Turkmenistan has the fourth-largest reserves of natural gas in the world: an estimated 19.5 trillion cubic meters (688 trillion cubic feet), nearly 10 percent of the world’s total. They include the Galkynysh gas field, with 2.8 trillion cubic meters of recoverable reserves alone, making it the second-largest gas field in the world.
With such an abundance, Turkmenistan could be rivalling the world’s biggest gas exporters like Russia, Qatar and Norway. Instead, landlocked in Central Asia, it has until now had only limited opportunities for diversifying its natural gas exports, with 90 percent of it going to China, and no opportunity to export it to lucrative European markets.
A pipeline to carry Turkmenistan’s gas across the Caspian Sea to Azerbaijan and onward to Turkey and Europe was planned in the late 1990s, sponsored by a consortium of Shell, Bechtel and GE. But that project collapsed following the discovery of Azerbaijan’s huge Shah Deniz gas field, after which it became more expedient for Baku to develop and export its own reserves.
If constructed, a Trans-Caspian gas pipeline would find the already operating transit route to Europe called the “Southern Gas Corridor” — the EU-backed transit route of pipelines which have been supplying Azerbaijani gas to Turkey since mid-2018, and which on December 31 began supplying Azerbaijani gas to Greece, Bulgaria and Italy. The pipelines will deliver 16 billion cubic meters of gas per year. Of this volume, Turkey will get 6 bcm and Europe will get 10 bcm. Of those 10 bcm, 8 bcm will be exported to Italy, while 2 bcm will be exported equally to Greece and Bulgaria, and the rest to the surrounding markets.

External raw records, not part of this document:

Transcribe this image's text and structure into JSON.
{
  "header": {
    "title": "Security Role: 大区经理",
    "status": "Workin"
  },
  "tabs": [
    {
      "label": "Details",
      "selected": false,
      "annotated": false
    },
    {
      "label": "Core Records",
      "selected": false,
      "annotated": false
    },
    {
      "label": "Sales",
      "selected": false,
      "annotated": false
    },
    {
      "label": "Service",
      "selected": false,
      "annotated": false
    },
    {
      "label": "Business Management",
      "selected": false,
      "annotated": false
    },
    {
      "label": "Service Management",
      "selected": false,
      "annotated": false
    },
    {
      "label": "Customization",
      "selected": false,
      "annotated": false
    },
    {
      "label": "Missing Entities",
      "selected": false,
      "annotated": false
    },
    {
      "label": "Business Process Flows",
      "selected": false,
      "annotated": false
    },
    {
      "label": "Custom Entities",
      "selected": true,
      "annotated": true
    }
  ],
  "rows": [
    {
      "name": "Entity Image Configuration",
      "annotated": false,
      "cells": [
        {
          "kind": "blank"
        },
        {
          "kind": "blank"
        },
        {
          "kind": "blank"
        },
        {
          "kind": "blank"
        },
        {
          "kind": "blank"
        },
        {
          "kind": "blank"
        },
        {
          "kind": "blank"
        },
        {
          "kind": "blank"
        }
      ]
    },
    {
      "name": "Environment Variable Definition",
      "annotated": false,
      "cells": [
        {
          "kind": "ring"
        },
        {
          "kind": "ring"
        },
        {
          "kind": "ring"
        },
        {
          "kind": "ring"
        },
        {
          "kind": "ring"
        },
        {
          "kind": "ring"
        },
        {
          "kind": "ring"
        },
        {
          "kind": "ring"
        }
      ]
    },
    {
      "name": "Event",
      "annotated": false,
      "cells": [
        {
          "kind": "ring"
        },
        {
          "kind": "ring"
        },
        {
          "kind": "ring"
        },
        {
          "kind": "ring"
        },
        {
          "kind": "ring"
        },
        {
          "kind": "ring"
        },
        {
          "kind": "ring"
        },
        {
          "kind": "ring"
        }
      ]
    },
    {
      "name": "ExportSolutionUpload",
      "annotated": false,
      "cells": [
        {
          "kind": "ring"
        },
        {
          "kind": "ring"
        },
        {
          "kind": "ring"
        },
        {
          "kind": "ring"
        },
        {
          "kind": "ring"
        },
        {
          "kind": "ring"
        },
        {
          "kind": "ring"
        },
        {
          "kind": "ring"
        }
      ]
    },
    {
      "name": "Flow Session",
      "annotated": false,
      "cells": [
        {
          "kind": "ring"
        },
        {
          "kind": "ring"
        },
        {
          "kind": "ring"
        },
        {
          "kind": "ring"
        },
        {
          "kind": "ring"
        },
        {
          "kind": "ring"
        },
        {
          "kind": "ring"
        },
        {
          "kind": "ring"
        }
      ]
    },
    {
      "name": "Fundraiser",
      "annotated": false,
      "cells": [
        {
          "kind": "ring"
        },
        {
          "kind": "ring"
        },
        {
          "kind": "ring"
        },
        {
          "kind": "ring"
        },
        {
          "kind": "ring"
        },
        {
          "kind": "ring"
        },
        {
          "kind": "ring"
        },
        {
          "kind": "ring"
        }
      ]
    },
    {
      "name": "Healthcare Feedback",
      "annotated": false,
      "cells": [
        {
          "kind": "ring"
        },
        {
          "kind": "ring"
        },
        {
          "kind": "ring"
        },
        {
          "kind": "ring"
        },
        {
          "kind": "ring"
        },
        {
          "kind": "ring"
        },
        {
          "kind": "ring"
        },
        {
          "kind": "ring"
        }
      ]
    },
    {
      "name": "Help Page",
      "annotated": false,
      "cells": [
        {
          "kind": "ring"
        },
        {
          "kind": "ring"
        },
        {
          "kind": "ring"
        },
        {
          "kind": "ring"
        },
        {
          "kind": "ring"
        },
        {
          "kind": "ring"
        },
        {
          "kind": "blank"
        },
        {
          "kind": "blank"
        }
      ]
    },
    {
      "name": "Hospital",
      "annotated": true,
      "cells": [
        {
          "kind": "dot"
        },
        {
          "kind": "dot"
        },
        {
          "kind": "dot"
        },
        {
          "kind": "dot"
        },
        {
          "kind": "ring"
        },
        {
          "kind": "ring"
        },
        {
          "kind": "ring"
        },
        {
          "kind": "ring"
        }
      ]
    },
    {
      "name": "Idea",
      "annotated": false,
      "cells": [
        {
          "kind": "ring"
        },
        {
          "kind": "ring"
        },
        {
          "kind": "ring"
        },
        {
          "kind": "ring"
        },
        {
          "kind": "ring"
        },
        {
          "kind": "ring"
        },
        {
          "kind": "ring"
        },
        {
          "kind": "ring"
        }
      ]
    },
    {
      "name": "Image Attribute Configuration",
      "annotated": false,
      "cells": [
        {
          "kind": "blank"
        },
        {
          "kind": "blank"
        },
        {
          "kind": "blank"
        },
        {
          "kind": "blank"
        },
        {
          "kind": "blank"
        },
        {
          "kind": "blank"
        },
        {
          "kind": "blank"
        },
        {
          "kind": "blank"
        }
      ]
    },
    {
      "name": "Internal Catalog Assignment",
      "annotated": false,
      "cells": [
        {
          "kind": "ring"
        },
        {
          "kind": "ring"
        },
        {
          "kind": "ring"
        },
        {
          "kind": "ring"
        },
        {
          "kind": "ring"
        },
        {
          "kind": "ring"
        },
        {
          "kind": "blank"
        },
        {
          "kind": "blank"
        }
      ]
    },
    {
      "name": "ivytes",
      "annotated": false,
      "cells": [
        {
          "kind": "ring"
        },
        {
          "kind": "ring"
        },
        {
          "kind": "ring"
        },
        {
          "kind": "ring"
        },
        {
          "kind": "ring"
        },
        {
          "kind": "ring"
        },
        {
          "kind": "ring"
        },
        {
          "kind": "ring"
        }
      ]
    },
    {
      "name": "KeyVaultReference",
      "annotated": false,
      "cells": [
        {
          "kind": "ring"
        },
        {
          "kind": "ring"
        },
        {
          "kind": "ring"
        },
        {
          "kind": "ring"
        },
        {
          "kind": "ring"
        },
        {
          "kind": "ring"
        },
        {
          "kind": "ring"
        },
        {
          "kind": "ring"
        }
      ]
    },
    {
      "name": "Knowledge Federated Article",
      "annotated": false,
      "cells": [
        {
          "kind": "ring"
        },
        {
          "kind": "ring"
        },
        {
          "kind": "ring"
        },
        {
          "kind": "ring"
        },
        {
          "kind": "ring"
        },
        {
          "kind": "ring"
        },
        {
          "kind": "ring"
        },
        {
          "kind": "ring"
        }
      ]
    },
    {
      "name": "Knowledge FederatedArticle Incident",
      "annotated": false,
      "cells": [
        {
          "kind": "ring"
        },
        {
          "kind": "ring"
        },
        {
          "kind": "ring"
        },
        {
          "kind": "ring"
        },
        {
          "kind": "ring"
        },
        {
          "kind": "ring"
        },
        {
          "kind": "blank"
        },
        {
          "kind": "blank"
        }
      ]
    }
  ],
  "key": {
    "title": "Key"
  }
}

The two main pipelines which make up the corridor — the TANAP pipeline through Turkey and the Trans Adriatic Pipeline across Greece, Albania and the Adriatic Sea to Italy — currently operate at only half capacity, and the full route could easily be expanded to carry gas from Turkmenistan.
Europe gets 40 percent of it supplied by Russia, which has itself been aggressively developing new Europe-bound pipelines in an effort to discourage potential rival suppliers and secure its position as the continent’s dominant provider.
In the face of such competition, the future of any Turkmenistan gas exports to Europe is likely to lie in Brussels and the extent to which the European Union is prepared to push the development of a Trans-Caspian gas pipeline and wean itself off of its dependence on Russia.
The Biden Administration’s support will also be crucial to the success of the project as the United States is strongly interested in strengthening the energy independence of its European allies.